Reputation: 6103
Here is an example of a property I have, coded as simply as possible
private IEnumerable<int> _blocks;
private bool _blocksEvaluated;
public IEnumerable<int> Blocks
{
get
{
if (!_blocksEvaluated)
{
_blocksEvaluated = true;
_blocks = this.CalculateBlocks(0).FirstOrDefault();
}
return _blocks;
}
}
This is verbose; I would like to make it more concise if possible. The following would be acceptable...
private Lazy<IEnumerable<int>> _blocks =
new Lazy<IEnumerable<int>>(() => this.CalculateBlocks(0).FirstOrDefault());
... but it doesn't compile.
Keyword 'this' is not valid in a static property, static method, or static field initializer
So I came up with the following
struct MyLazy<TResult>
{
private bool evaluated;
private TResult result;
public TResult Evaluate(Func<TResult> func)
{
if (!evaluated)
{
evaluated = true;
result = func();
}
return result;
}
}
private MyLazy<IEnumerable<int>> _blocks;
public IEnumerable<int> Blocks
{
get { return _blocks.Evaluate(() => this.CalculateBlocks(0).FirstOrDefault()); }
}
Which I like best, but is there a better way?
Note - I realize that mutable structs are usually evil, but they seem really useful for this one particular problem.
Upvotes: 6
Views: 296
Reputation: 203817
You can't use this
when initializing an instance field, but you can simply initialize it in the constructor to address that.

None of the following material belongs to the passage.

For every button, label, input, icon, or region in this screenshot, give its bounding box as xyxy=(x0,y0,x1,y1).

private Lazy<IEnumerable<int>> _blocks;
public MyClass()
{
_blocks = new Lazy<IEnumerable<int>>(
() => this.CalculateBlocks(0).FirstOrDefault());
}
public IEnumerable<int> Blocks
{
get
{
return _blocks.Value;
}
}
Upvotes: 5
Reputation: 12811
Just initialize your field in the constructor.
public class MyClass
{
public MyClass()
{
_blocks = new Lazy<IEnumerable<int>>(() => this.CalculateBlocks(0).FirstOrDefault());
}
private readonly Lazy<IEnumerable<int>> _blocks;
}
Upvotes: 7